The respondent's argument notwithstanding, we reject the assertion that the findings are insufficient to establish the ALJ's conclusion that mileage expenses were "actually incurred." The ALJ credited the claimant's testimony, and the claimant testified that he drove to the pharmacy to procure medicine. Moreover, the claimant's testimony explicitly incorporated Exhibit 15, the itemized mileage chart showing trips to the pharmacy. (Tr. P. 8-9). Finally, the ALJ ordered the respondent to "reimburse" the claimant "for mileage expense incurred by him," demonstrating the ALJ found that mileage expenses were actually incurred.
Neither did the ALJ fail to address the fact that the claimant passed by the supermarket on his way to work and did his grocery shopping there. To the contrary, the ALJ expressly acknowledged the existence of this evidence, but was not persuaded by it. (Finding of Fact 4; Conclusion of Law 2). The ALJ determined it was not the claimant's responsibility to "coordinate his schedule" to minimize mileage. We cannot say the evidence required the ALJ to reach a different conclusion considering the amount of time the claimant might have expended in attempting to coordinate his schedule with pharmacy deliveries, and considering the relatively small expense involved. Indeed, the claimant testified that prescriptions were not always ready at the same time so that more than one trip to the pharmacy was sometimes necessary. (Tr. P. 12).
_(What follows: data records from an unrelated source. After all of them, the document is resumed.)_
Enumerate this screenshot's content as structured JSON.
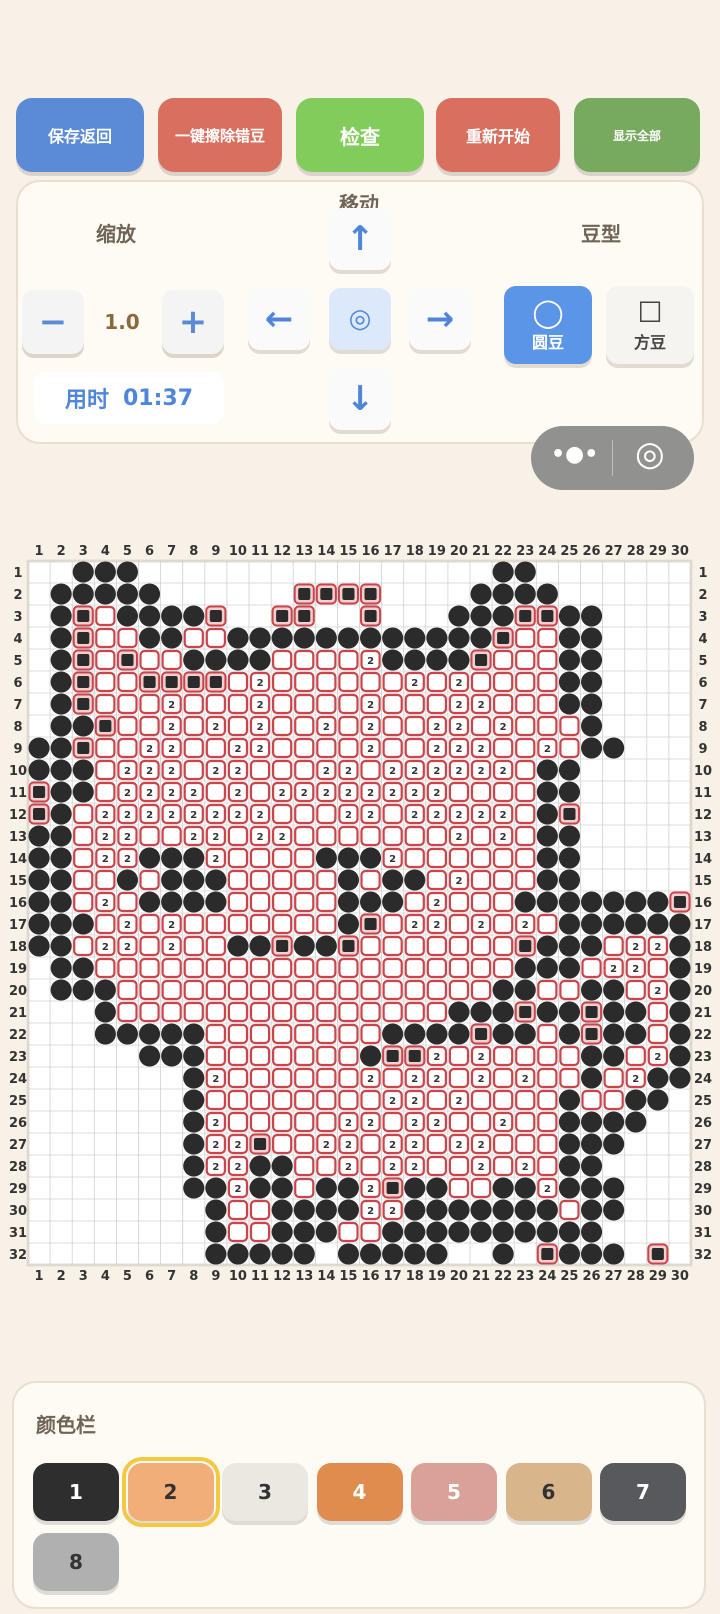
{
  "toolbar": {
    "save_back": "保存返回",
    "erase_wrong": "一键擦除错豆",
    "check": "检查",
    "restart": "重新开始",
    "show_all": "显示全部"
  },
  "controls": {
    "zoom_label": "缩放",
    "move_label": "移动",
    "bean_type_label": "豆型",
    "zoom_value": "1.0",
    "minus": "−",
    "plus": "+",
    "up": "↑",
    "down": "↓",
    "left": "←",
    "right": "→",
    "center": "◎",
    "round_bean_icon": "◯",
    "round_bean": "圆豆",
    "square_bean_icon": "☐",
    "square_bean": "方豆",
    "timer_label": "用时",
    "timer_value": "01:37"
  },
  "capsule": {
    "more_icon": "•●•",
    "target_icon": "◎"
  },
  "grid": {
    "cols": 30,
    "rows": 32,
    "col_labels": [
      "1",
      "2",
      "3",
      "4",
      "5",
      "6",
      "7",
      "8",
      "9",
      "10",
      "11",
      "12",
      "13",
      "14",
      "15",
      "16",
      "17",
      "18",
      "19",
      "20",
      "21",
      "22",
      "23",
      "24",
      "25",
      "26",
      "27",
      "28",
      "29",
      "30"
    ],
    "row_labels": [
      "1",
      "2",
      "3",
      "4",
      "5",
      "6",
      "7",
      "8",
      "9",
      "10",
      "11",
      "12",
      "13",
      "14",
      "15",
      "16",
      "17",
      "18",
      "19",
      "20",
      "21",
      "22",
      "23",
      "24",
      "25",
      "26",
      "27",
      "28",
      "29",
      "30",
      "31",
      "32"
    ],
    "cell_text": "2",
    "colors": {
      "black": "#2b2b2b",
      "red": "#c9454b",
      "pink": "#f3cfd0",
      "grid_line": "#d0d0d0"
    },
    "legend": "b = black bean, R = placed bean marked wrong, 2 = bean labeled 2, r = open cell of color 2, . = empty",
    "pattern": [
      "..bbb................bb.......",
      ".bbbbb......RRRR....bbbb......",
      ".bRrbbbbR..RR..R...bbbRRbb....",
      ".bRrrbbrrbbbbbbbbbbbbRrrbb....",
      ".bRrRrrbbbbrrrr2bbbbRrrrbb....",
      ".bRrrRRRRr2rrrrrr2r2rrrrbb....",
      ".bRrrr2rrr2rrrr2rrr22rrrbb....",
      ".bbRrr2r2r2rr2r2rr22r2rrrb....",
      "bbRrr22rr22rrrr2rr222rr2rbb...",
      "bbbr222r22rrr22r222222rbb.....",
      "Rbbr2222r2r22222222rrrrbb.....",
      "Rbr22222222rrr22r22222rbR.....",
      "bbr22rr22r22rrrrrrr2r2rbb.....",
      "bbr22bbb2rrrrbbb2rrrrrrbb.....",
      "bbrrbrbbbrrrrrbrbbr2rrrbb.....",
      "bbr2rbbbbrrrrrbbbr2rrrbbbbbbbR",
      "bbbr2r2rrrrrrrbRr22r2r2rbbbbbb",
      "bbr22r2rrbbRbbRrrrrrrrRbbbr22b",
      ".bbrrrrrrrrrrrrrrrrrrrbbbr22rb",
      ".bbbrrrrrrrrrrrrrrrrrbbrrbbr2b",
      "...brrrrrrrrrrrrrrrbbbRbbRbbrb",
      "...bbbbbrrrrrrrrbbbbRbbrbRbbrb",
      ".....bbbrrrrrrrbRR2r2rrrrbbr2b",
      ".......b2rrrrrr2r22r2r2rrbr2bb",
      ".......brrrrrrrr22r2rrrrbrrbb.",
      ".......b2rrrrr22r22rr2rrbbbb..",
      ".......b22Rrr22r22r22rrrbbb...",
      ".......b22bbrr2r22rr2r2rbb....",
      ".......bb2bbrbb2Rbbrrbb2bbb...",
      "........brrbbbb22bbbbbbbrbb...",
      "........brrbbbrrbbbbbbbbbb....",
      "........bbbbb.bbbbb..b.Rbbb.R."
    ]
  },
  "palette": {
    "title": "颜色栏",
    "items": [
      {
        "label": "1",
        "color": "#2e2e2e",
        "text_color": "#ffffff",
        "selected": false
      },
      {
        "label": "2",
        "color": "#f2ae78",
        "text_color": "#333333",
        "selected": true
      },
      {
        "label": "3",
        "color": "#ebe8e2",
        "text_color": "#333333",
        "selected": false
      },
      {
        "label": "4",
        "color": "#e08c4e",
        "text_color": "#ffffff",
        "selected": false
      },
      {
        "label": "5",
        "color": "#d9a197",
        "text_color": "#ffffff",
        "selected": false
      },
      {
        "label": "6",
        "color": "#d8b58a",
        "text_color": "#333333",
        "selected": false
      },
      {
        "label": "7",
        "color": "#58595c",
        "text_color": "#ffffff",
        "selected": false
      },
      {
        "label": "8",
        "color": "#b0b0b0",
        "text_color": "#333333",
        "selected": false
      }
    ],
    "selected_border": "#f5c842"
  }
}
We also note that Exhibit 15 indicates that on a number of occasions the claimant picked up more than one prescription on the same date, indicating a willingness to maximize efficiency where possible.
It follows the record contains substantial, albeit conflicting, evidence that the mileage expenses were incident to treatment, and were reasonable and necessary to the claimant's treatment. Thus, the record supports the findings, and the findings support the award of mileage expenses.
IT IS THEREFORE ORDERED that the ALJ's order dated September 29, 2004, is affirmed.
INDUSTRIAL CLAIM APPEALS PANEL
_______________________________ David Cain
_______________________________ Kathy E. Dean
Louis Gonzales, Montrose, CO, Louisiana Pacific, Olathe, CO, Colleen Sullivan, Claims Examiner, Greenwood Village, CO, Joanna C. Jensen, Esq., Grand Junction, CO, (For Claimant).
James R. Clifton, Esq., Denver, CO, (For Respondents).